As much as the U.S. foreign-policy establishment may not like it, there are certain issues Washington can’t change. This is especially the case with events occurring near Russia’s borders. Belarus is one example. While the United States and its European allies would love to see the autocratic Belarus turn into a pro-Western democracy, Moscow will not tolerate such a shift given the extensive interests it has at stake. The United States has little power to alter the status-quo in Minsk—and what power it does possess is dwarfed by the billions of dollars in loans and fuel subsidies Russia provides to the Belarusian government. If anything, active U.S. involvement on behalf of the demonstrations in Minsk is more likely to elicit deeper Russian involvement in the country.
As Ukraine has shown, Moscow is willing and able to expend military resources and deal with the economic consequences of its decisions when intervention serves its own national interest. More than six years after the pro-Russia Viktor Yanukovych was deposed by a popular rebellion, Ukraine remains in a state of internal conflict due in large measure to Russia’s military and financial support to separatist units in the east of the country. The enactment of numerous U.S. sanctions and the export of anti-tank weapons to Kyiv have done nothing to change the situation on the ground or persuade Moscow to soften its position. After all, Ukraine is far more important to Moscow than it is to Washington—and thus Russia is willing to invest more than the United States ever could.

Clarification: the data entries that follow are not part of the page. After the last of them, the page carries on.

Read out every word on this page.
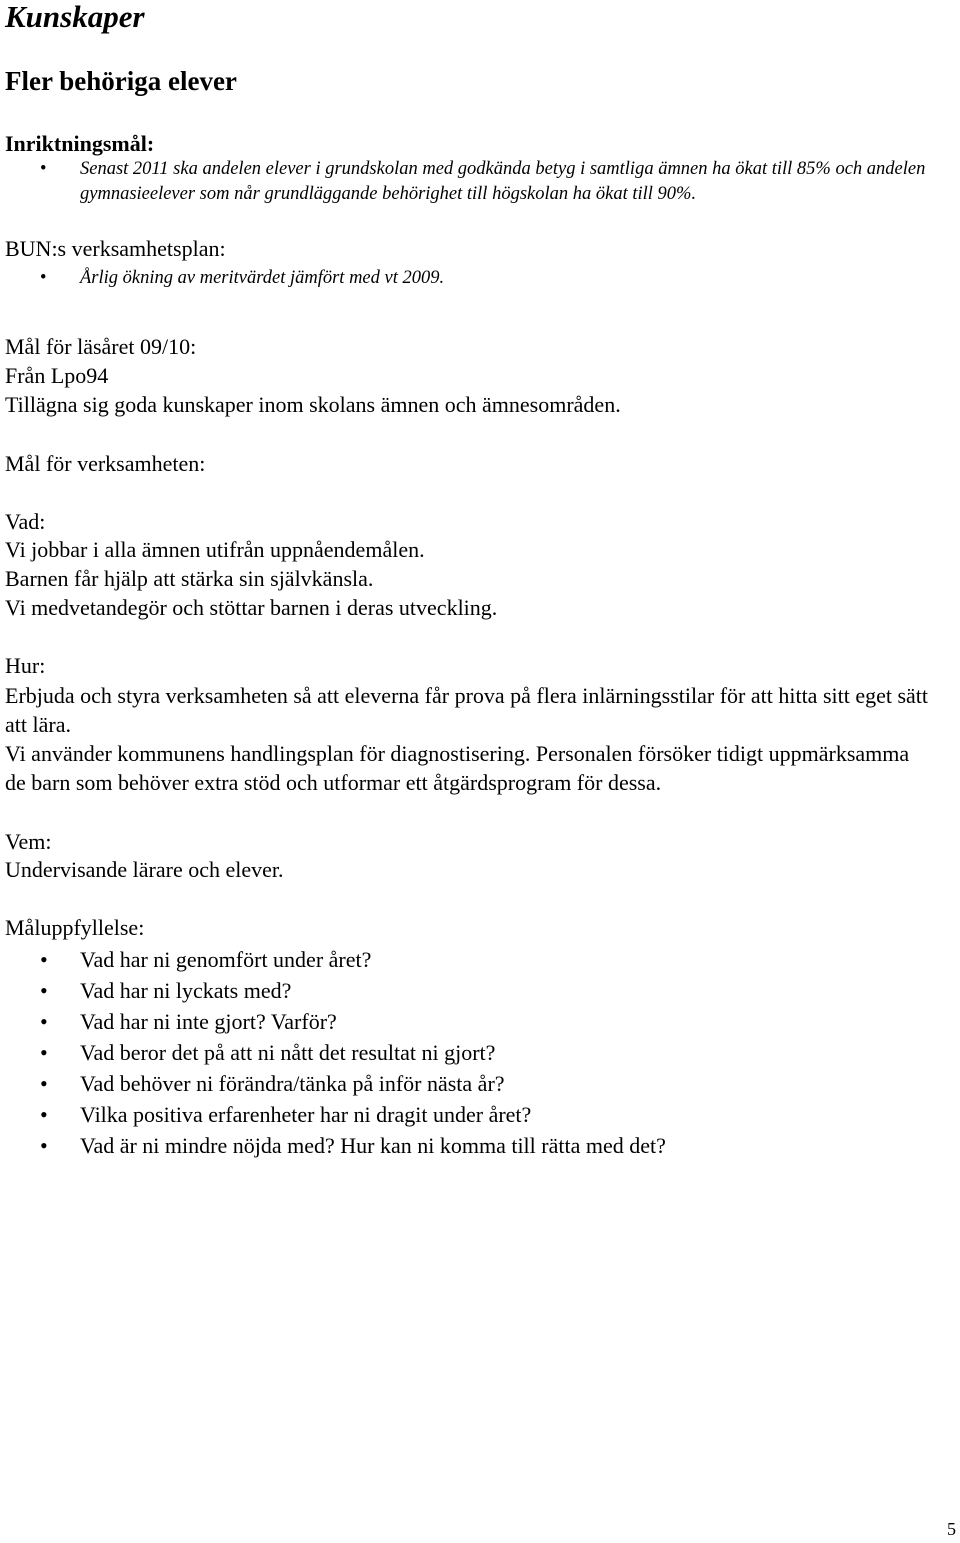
Kunskaper
Fler behöriga elever
Inriktningsmål:
• Senast 2011 ska andelen elever i grundskolan med godkända betyg i samtliga ämnen ha ökat till 85% och andelen gymnasieelever som når grundläggande behörighet till högskolan ha ökat till 90%.
BUN:s verksamhetsplan:
• Årlig ökning av meritvärdet jämfört med vt 2009.
Mål för läsåret 09/10:

Från Lpo94

Tillägna sig goda kunskaper inom skolans ämnen och ämnesområden.

Mål för verksamheten:
Vad:

Vi jobbar i alla ämnen utifrån uppnåendemålen.

Barnen får hjälp att stärka sin självkänsla.

Vi medvetandegör och stöttar barnen i deras utveckling.

Hur:

Erbjuda och styra verksamheten så att eleverna får prova på flera inlärningsstilar för att hitta sitt eget sätt att lära.

Vi använder kommunens handlingsplan för diagnostisering. Personalen försöker tidigt uppmärksamma de barn som behöver extra stöd och utformar ett åtgärdsprogram för dessa.

Vem:

Undervisande lärare och elever.

Måluppfyllelse:
• Vad har ni genomfört under året?
• Vad har ni lyckats med?
• Vad har ni inte gjort? Varför?
• Vad beror det på att ni nått det resultat ni gjort?
• Vad behöver ni förändra/tänka på inför nästa år?
• Vilka positiva erfarenheter har ni dragit under året?
• Vad är ni mindre nöjda med? Hur kan ni komma till rätta med det?

5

The next U.S. administration should keep these examples in mind as it formulates its policy on Russia. Washington must separate what it really needs from Moscow and what it wants; it must be cognizant about how little influence it has in Russia’s neighborhood; and it must understand how an activist U.S. stance in Russia’s near-abroad very often makes the situation more dire. U.S. officials must also be crystal clear to their Russian counterparts about what Russian actions they won’t tolerate—blatant inference in the U.S. system of government being at the top of the list.
U.S. policy should keep in mind that Russia is hardly the one-hundred-foot giant it is often made out to be. In fact, modern-day Russia remains a shell of its former Soviet glory. At $21.3 trillion, the U.S. economy is more than twelve times the size of Russia’s. The United States spends more on missile defense, maritime capabilities and munitions than Russia spends on its entire military. Moscow simply doesn’t have the capacity or financial resources to sustain a large-scale military operation, let alone an occupation of a NATO member state.
While Russia can’t compete with the United States, it can’t be ignored either. The country remains the world’s largest nuclear power with a proud history and a joint force capable of projecting military power. Whether it was Georgia in 2008, Ukraine in 2014 or Syria in 2015, Russia will deploy military force if doing so is required to preserve its geopolitical position.
The next U.S. administration will likely be tempted to tighten the sanctions regime against and make diplomacy with the Russians conditional. This temptation, while popular in the U.S. foreign policy community, should be avoided in favor of selective engagement on issues Washington and Moscow can cooperate on—arms control, public health, military de-escalation, stable trade relations, and non-interference in one another’s domestic affairs to name a few.
A substantive, cool-headed dialogue with Russia can be as tedious as pulling teeth. This, however, doesn’t mean such a dialogue is any less necessary. America should engage with Russia when it can and confront the country when it must because that is the most effective way to stabilize one of the world’s most important bilateral relationships.
Daniel R. DePetris is a fellow at Defense Priorities and a columnist at the Washington Examiner.